In lieu of flowers we asked that donations be made to Home for Good Dog Rescue. A month later, I got a call from HFGDR’s founder. She said thousands of dollars had poured in, all donations in memory of Alice.

“That’s what she would have wanted,” I said. I told the woman how Cubby never left Alice’s side during her illness. “We feel so fortunate to have adopted a dog with a heart like his. He obviously came from a loving family.”

“Loving family?” She paused. “Cubby was one day away from being euthanized when we picked him up. He was severely malnourished. He didn’t trust anyone and cowered whenever we approached. It took his foster family weeks to get him well enough for adoption.”

I looked at Cubby, lying at my feet. I knew it was no accident he’d been given a second chance. He was meant to join our family, to love and comfort my wife in a way only he could.

And not only Alice.

With the girls away at school, it’s just Cubby and me. At night, when I’m ready to turn in, he bolts upstairs ahead of me and jumps on Alice’s side of the bed.

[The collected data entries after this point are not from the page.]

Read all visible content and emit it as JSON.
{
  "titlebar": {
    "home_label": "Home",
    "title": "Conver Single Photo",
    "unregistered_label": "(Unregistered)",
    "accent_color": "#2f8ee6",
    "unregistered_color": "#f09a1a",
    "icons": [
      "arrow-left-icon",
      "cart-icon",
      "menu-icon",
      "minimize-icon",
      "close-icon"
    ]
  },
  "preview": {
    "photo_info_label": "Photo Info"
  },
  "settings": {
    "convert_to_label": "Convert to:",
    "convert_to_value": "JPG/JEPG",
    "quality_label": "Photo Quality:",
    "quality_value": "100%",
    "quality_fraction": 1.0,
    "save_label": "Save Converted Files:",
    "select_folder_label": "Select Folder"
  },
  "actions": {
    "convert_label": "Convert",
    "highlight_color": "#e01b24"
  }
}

Once I’m settled in bed, he’ll lie with his paw touching me or his head on Alice’s pillow. He stays there until I fall asleep, and he’s back on the bed again when I wake up in the morning, those soulful brown eyes looking into mine.

I feel like he’s telling me, I know you get sad and lonely without Alice. I miss her too. But we have each other. That’s what she wanted.

The dog I didn’t want is the dog I can’t imagine living without.